Terapi non farmakologis nefropati diabetik berupa gaya hidup yang sehat meliputi olah raga
rutin, diet, menghentikan merokok serta membatasi konsumsi alkohol. Olahraga rutin yang
dianjurkan ADA adalah berjalan 3-5 km/hari dengan kecepatan 10-12 menit/km, 4-5 kali
seminggu. Pembatasan asupan garam 4-5 g/hari, serta asupan protein hingga 0,8 g/kg/berat
badan ideal/hari.1
Target tekanan darah pada nefropati diabetik adalah <130/80 mmHg. Obat antihipertensi
yang dianjurkan adalah ACE-I atau ARB. Walaupun pasien diabetik nefopati memiliki
tekanan darah normal, penelitian mutakhir menunjukkan bahwa pemberian ACE-I dan ARB
dapat mencegah laju penurunan fungsi ginjal.
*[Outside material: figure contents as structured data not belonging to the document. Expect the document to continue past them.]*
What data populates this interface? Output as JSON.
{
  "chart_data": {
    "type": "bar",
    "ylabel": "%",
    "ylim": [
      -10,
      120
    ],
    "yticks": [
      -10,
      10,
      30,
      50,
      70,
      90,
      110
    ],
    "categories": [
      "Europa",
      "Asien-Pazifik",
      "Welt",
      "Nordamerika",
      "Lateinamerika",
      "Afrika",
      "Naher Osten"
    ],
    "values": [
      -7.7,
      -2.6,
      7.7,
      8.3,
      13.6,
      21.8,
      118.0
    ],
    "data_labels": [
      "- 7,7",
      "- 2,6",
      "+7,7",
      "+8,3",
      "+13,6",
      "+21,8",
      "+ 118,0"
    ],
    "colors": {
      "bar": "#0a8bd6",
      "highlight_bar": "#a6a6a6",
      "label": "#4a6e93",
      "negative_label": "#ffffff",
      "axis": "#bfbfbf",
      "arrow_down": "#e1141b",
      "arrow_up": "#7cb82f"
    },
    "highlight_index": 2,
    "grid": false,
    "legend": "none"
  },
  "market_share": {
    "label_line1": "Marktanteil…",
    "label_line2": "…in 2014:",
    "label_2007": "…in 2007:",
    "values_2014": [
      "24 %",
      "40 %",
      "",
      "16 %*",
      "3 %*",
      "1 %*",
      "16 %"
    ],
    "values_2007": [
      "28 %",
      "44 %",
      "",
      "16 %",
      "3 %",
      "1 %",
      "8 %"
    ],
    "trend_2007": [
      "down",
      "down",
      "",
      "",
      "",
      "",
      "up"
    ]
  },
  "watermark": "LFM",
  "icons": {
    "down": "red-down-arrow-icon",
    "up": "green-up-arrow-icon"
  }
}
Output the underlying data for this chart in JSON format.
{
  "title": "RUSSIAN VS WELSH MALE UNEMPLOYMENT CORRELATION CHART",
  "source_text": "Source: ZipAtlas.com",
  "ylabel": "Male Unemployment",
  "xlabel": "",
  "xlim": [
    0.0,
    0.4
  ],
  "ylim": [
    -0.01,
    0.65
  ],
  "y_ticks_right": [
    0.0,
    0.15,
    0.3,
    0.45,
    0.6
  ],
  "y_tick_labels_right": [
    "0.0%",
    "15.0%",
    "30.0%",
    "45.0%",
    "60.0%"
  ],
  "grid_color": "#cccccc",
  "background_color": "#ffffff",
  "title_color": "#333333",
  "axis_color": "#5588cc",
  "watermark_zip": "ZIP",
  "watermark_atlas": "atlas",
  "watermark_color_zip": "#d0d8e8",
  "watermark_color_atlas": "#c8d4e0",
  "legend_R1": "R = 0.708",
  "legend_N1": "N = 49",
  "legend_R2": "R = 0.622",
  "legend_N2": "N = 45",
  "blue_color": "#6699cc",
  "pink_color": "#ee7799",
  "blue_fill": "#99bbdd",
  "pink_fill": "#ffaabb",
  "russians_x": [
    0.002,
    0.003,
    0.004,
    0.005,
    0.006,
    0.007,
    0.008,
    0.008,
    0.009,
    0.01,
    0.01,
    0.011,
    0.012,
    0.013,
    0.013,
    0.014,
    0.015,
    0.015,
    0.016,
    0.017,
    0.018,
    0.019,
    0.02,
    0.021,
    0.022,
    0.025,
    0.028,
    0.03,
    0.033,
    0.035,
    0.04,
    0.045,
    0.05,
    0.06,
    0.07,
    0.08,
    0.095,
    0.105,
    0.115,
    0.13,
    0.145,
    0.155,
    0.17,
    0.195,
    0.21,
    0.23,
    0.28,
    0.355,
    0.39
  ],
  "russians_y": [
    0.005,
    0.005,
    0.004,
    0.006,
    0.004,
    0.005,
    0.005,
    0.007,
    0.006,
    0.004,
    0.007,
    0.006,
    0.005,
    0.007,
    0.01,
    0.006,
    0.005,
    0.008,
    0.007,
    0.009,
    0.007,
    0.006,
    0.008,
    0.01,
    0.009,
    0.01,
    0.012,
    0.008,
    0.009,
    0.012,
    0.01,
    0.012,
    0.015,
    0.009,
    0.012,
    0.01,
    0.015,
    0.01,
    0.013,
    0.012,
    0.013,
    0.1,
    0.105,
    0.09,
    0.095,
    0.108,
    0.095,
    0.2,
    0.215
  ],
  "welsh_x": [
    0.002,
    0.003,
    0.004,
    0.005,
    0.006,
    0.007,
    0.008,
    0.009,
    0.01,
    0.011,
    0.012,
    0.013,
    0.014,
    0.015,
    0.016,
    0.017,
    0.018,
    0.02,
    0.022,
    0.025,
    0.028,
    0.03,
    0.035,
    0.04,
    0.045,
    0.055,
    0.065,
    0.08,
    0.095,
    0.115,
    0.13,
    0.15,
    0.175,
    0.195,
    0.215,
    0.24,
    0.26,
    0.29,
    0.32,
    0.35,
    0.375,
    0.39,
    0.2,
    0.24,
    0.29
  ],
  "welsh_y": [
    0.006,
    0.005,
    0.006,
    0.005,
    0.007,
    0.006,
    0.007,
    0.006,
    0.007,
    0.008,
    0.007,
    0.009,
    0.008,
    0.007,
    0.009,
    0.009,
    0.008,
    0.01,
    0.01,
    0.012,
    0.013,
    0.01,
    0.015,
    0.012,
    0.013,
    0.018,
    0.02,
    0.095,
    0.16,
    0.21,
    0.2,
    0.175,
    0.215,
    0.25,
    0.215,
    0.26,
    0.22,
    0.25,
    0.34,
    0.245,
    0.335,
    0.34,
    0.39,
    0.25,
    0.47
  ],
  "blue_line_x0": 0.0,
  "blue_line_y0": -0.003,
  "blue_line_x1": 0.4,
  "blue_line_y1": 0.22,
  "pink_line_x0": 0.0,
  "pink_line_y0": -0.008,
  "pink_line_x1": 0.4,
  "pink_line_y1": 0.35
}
Diperkirakan bahwa efek ini dicapai akibat
penurunan tekanan darah, penurunan tekanan intraglomerulus, peningkatan aliran darah
ginjal, penurunan proteinuria, efek natriuretik serta pengurangan proliferasi sel, hipertrofi,
ekspansi matriks, sitokin dan sintesa growth factor, disamping hambatan aktivasi, proliferasi
dan migrasi makrofag, serta perbaikan sensitivitas terhadap insulin.1 Pada pasien-pasien yang
penurunan fungsi ginjalnya berjalan terus, maka saat laju filtrasi glomerulus mencapai 10-15
ml/menit dianjurkan untuk memulai dialisis.3

2.8 Prognosis
BAB III
KESIMPULAN

Nefropati diabetik ditandai oleh terjadinya albuminuria, hipertensi dan penurunan fungsi
ginjal. 2. Faktor-faktor etiologis timbulnya penyakit ginjal diabetik adalah:

 Kurang terkendalinya kadar gula darah (gula darah puasa >140-160 mg/dl [7,7-8,8
mmol/l]); AIC >7-8%
 Faktor-faktor genetis
 Kelainan hemodinamik (peningkatan aliran darah ginjal dan laju filtrasi glomerulus,
peningkatan tekanan intraglomerulus)
 Hipertensi sistemik
 Sindrom resistensi insulin (sindroma metabolik)
 Keradangan
 Perubahan permeabilitas pembuluh darah
 Asupan protein berlebih
 Gangguan metabolik (kelainan metabolisme polyol, pembentukan advanced glycation
end products, peningkatan produksi sitokin)
 Pelepasan growth factors
 Kelainan metabolisme karbohidrat/ lemak/ protein
 Kelainan struktural (hipertrofi glomerulus, ekspansi mesangium, penebalan
membrane basalis glomerulus)
 Gangguan ion pumps (peningkatan Na+ -H+ pump dan penurunan Ca2+- ATPase
pump)
 Hiperlipidemia (hiperkolesterolemia dan hipertrigliseridemia)
 Aktivasi protein kinase C

3. Prinsip tatalaksana nefropati diabetik adalah melalui pengendalian gula darah, tekanan
darah, perbaikan fungsi ginjal dan pengendalian faktor komorbid.

3.2 Saran
1. Perlu dilakukan evaluasi pada pasien diabetes melitus untuk mengetahui adanya penurunan
fungsi ginjal.
2. Perlu dilaksanakan penelitian lebih lanjut mengenai nefropati diabetik agar diketahui data
insidensi nefropati diabetik di Indonesia.